# Shameless Self Promotion... Free Music!



## thefourthgeorge (Mar 7, 2011)

So my bluegrass/jug-punk/whathaveyou band played a winter party at the Black Butte Center for Railroad Culture and not only had a great time playing in the old wooden boxcar, we also got our whole set recorded. I finally got the files last week and took the time to pick out the best songs and turned it into a little EP to distribute to the world for free.

Gopher Snake is Ben on banjo, Jarred on guitar/banjo, and George on Washtub. We also have members who are not currently in the lineup but have been, and will be. We'll also jam damn near anyone. So here ya go!-

Gopher Snake-In a Boxcar EP
GS-IABEP.zip


P.S. We're thinking of organizing ourselves for a trip to play at folklife this year, although none of us have been, ever.

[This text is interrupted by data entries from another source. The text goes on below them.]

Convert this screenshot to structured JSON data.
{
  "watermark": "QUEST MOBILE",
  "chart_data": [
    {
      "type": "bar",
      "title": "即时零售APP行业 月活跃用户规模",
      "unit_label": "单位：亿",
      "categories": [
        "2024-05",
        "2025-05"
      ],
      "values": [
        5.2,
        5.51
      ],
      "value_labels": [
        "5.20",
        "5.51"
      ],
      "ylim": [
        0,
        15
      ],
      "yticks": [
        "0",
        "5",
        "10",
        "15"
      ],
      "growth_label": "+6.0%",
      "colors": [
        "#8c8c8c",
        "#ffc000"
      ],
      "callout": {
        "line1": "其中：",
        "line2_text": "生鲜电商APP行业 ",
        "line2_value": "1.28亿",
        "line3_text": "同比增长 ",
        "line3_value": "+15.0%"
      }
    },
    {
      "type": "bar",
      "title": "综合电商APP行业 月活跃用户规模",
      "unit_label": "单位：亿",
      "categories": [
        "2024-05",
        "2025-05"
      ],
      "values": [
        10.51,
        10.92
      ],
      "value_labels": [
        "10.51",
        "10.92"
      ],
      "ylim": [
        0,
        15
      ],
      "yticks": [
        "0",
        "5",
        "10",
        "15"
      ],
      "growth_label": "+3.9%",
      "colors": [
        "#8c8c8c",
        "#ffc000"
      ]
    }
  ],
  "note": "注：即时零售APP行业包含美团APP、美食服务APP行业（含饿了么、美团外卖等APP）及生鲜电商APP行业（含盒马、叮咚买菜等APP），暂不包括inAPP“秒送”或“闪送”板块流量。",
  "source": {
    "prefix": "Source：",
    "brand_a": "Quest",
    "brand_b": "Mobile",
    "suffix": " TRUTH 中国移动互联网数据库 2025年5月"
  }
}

Any tips/info appreciated!


----------



## Shade (Mar 7, 2011)

Hell yes, be at folklife man , me and my crew will be playing on stage, and vending , jam with us for sure


----------



## Out of Step (Mar 7, 2011)

The recordings sound pretty good man, thanks a lot for the .zip! 

Where/when is Folklife Shade? if it's in Seattle, I might try an head there, I'm in PA at the moment, but heading to WA for the gathering in a month or so, maybe sooner if Folklife is coming up.


----------



## Shade (Mar 7, 2011)

ya may 27-30th seattle under the space needle, look at my post from last year , search it it tells all about it


----------